I have been a sup. in the Navy in charged with the safety and production of several hundred men rehabbing ships in a naval shipyard, and we made historical records with the work we accomplished, I have never been prouder in my life. I was an enlisted man given a rare opportunity, also was apart of a navy educational pilot program of total efficiency and quality assurance control and execution, material and man-hours projection, safety assessment and execution, the 5 levels of preventive maintenance, The 5 Phase of becoming proactive, and utilizing the 5s's. I have been trained by people a lot smarter than me. With that said here is some input I may offer.
Being a property manager, I had the experience of both sides, a third line supervisor to CEO executive assistant, I have seen the corporate V. maintenance battles. It is very difficult for either side to see what the other goes through, there is no understanding unless you really walked that mile with the boots on the ground. It becomes a self-defeating process of drawn-out battles which result in a revolving door of losing well-trained personnel and a litany of costly failures.
it is great when you calculate man hours but you must take in consideration, the builder of the property, materials used, the age, and prior upkeep these usually unseen factors should be calculated in. I work in a place where, not only do we not have the proper tools or equipment to do our job, we don't have the manpower for the near 600 units that require great maintenance. We have huge common areas that need to be policed, septic tanks, which have never been properly maintained and have not been cleaned out in the last nine to ten years, a water treatment facility, and placement of new homes. We have two people to do this, including the super. I basically work for a company that just wants new homes put down, their motto is "Sales before safety and death" they have actually said that. Having the loss of men under my command, I took great offense to that and don't subscribe to it. We have been at odds ever since. Many attempts have been made to the corporate type, we need tools, time, and a little respect we will get this done. There is no listening, many times I have been told: "Don't want to hear it, just get it done." Well, I live here too so guess what I do the right thing regardless of what they say, I have been in worse trust me.
The shame is, the men and I are military vets, we adapt, overcome, modify, improvise, prepare plan and attack, the residents loved us, who made several nice notifications to cooperate and we never had one positive response in reference from corporate. This long-winded background comes to many informative conclusions, the most important, listen to the boots on the ground, they are probably beaten up by the residents, and the managers, but put on the bum and crying filter (for some people), and listen to the needs of the personnel that are literally chested deep in human excrement. The job is hard enough without being blamed for the failures of being micromanaged and then blamed for management failure. Please never make the lack of someones managerial skills become maintenance's emergency. Very difficult to become proactive when everything is the "end of the world priority." Also, just don't focus on the failures, also focus on what went right, and how can we learn from that and improve.
There is much to be calculated and much to be understood before calculating or projecting man-hours, and many easy ways to accomplish this. Communication, teamwork, daily, weekly, short term and long term goals should be established. Plan and simple. BTW mistakes will happen, if we don't make mistakes then we are not working, errors, on the other hand, example, using duct tape on sewer lines, an electrical conduit for pressured lines, etc etc. that is obviously an error.

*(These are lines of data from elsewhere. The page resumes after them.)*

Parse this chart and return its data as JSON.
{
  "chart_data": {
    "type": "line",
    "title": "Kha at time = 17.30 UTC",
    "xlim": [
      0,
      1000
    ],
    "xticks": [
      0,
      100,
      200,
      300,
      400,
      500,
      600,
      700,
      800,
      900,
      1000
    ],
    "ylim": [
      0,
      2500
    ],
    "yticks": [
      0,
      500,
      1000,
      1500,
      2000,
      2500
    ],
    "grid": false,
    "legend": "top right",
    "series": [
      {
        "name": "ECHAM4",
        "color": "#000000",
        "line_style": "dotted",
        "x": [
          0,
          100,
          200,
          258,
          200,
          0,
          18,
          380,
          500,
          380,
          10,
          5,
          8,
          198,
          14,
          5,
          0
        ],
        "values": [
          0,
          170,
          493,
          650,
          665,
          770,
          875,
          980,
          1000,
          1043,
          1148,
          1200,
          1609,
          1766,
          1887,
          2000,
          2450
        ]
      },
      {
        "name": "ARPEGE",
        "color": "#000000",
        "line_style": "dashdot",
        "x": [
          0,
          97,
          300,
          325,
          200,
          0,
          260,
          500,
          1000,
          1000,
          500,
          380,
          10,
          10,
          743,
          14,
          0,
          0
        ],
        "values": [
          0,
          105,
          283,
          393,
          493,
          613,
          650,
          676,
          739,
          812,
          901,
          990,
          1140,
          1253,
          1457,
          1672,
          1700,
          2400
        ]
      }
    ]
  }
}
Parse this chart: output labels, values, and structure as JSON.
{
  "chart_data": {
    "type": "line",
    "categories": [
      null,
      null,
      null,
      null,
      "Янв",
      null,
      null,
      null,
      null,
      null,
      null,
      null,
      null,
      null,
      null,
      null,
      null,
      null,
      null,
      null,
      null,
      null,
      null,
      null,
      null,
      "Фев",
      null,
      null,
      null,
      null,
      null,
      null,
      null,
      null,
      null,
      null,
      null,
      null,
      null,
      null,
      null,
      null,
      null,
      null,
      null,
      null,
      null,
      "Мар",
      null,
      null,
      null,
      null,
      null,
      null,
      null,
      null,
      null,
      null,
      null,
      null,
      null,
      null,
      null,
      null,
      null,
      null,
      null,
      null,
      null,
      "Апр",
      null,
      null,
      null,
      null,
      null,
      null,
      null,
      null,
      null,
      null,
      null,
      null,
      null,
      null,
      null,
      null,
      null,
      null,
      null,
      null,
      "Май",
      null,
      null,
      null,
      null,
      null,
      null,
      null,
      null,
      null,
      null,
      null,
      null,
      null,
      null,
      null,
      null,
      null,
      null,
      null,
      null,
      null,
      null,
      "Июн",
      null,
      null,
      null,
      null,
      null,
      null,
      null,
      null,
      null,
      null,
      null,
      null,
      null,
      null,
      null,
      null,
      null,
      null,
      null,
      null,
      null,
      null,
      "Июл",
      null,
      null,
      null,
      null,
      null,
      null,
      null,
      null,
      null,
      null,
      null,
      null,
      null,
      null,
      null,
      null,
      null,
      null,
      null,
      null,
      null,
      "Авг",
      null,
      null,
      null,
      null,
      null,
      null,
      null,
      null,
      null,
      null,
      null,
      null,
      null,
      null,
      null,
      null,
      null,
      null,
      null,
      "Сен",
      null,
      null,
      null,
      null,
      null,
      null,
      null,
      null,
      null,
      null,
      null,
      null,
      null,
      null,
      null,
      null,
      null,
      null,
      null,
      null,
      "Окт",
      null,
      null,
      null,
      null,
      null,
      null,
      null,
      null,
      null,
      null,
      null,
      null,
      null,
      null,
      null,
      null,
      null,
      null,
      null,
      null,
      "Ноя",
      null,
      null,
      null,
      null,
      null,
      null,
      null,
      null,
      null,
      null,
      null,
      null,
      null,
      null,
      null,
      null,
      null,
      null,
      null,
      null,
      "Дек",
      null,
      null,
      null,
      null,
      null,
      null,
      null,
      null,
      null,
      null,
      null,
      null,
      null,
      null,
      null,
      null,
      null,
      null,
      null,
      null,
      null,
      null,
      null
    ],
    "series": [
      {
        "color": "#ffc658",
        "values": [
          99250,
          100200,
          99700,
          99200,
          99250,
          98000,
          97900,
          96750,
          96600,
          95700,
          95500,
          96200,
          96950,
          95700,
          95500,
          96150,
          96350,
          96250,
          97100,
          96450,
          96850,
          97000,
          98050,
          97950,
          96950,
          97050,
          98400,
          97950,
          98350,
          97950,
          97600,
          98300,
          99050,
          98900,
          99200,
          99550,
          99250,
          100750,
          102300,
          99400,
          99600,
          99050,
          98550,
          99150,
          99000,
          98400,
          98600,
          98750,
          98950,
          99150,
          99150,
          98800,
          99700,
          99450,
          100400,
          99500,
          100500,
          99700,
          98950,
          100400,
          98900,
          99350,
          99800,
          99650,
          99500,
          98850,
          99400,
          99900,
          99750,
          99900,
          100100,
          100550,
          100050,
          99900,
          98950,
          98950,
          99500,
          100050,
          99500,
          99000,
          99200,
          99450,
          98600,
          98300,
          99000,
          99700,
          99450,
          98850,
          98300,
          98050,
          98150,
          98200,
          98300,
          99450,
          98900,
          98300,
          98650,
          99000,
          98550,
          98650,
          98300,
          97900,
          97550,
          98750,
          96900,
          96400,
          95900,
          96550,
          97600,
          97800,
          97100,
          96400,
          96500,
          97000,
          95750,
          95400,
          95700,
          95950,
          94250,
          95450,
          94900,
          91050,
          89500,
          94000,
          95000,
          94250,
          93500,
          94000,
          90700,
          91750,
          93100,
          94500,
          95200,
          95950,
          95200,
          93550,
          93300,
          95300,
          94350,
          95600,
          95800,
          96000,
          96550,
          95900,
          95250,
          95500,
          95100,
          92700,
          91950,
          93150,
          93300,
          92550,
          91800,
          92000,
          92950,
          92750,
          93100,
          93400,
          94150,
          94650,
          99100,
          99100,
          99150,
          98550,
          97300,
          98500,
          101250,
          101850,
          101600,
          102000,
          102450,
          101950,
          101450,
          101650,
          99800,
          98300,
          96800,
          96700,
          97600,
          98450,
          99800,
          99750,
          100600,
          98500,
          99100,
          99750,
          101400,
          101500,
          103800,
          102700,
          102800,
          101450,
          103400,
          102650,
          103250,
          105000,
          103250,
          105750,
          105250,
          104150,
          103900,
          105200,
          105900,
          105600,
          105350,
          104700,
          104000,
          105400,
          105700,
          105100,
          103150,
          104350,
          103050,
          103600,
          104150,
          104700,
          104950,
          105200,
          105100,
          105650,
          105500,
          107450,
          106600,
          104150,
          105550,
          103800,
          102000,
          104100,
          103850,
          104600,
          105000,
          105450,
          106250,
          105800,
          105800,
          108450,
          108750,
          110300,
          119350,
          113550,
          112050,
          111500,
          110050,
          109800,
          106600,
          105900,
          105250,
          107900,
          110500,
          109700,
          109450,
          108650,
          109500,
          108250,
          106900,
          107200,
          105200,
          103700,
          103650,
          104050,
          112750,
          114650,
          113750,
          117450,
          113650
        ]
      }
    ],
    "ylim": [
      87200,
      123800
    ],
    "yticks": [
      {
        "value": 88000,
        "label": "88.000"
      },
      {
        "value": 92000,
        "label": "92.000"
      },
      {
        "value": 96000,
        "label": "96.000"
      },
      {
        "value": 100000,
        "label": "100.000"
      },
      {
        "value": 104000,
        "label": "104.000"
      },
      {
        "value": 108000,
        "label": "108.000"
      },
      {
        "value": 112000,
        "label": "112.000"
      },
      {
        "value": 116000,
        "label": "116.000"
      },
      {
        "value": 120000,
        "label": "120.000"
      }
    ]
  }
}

I love the challenge of this job, but unfortunately, when you work for people that just want you to hear them and don't want you to be heard, it is a recipe for failure. So I hope this insight can give you a better understanding that many times we make the job harder, lose many man hours because of simple errors such as communicating objectives properly and spending the little money to do the job right the first time. Sorry so winded I have so much to say in reference to the subject that I love so much. Be well.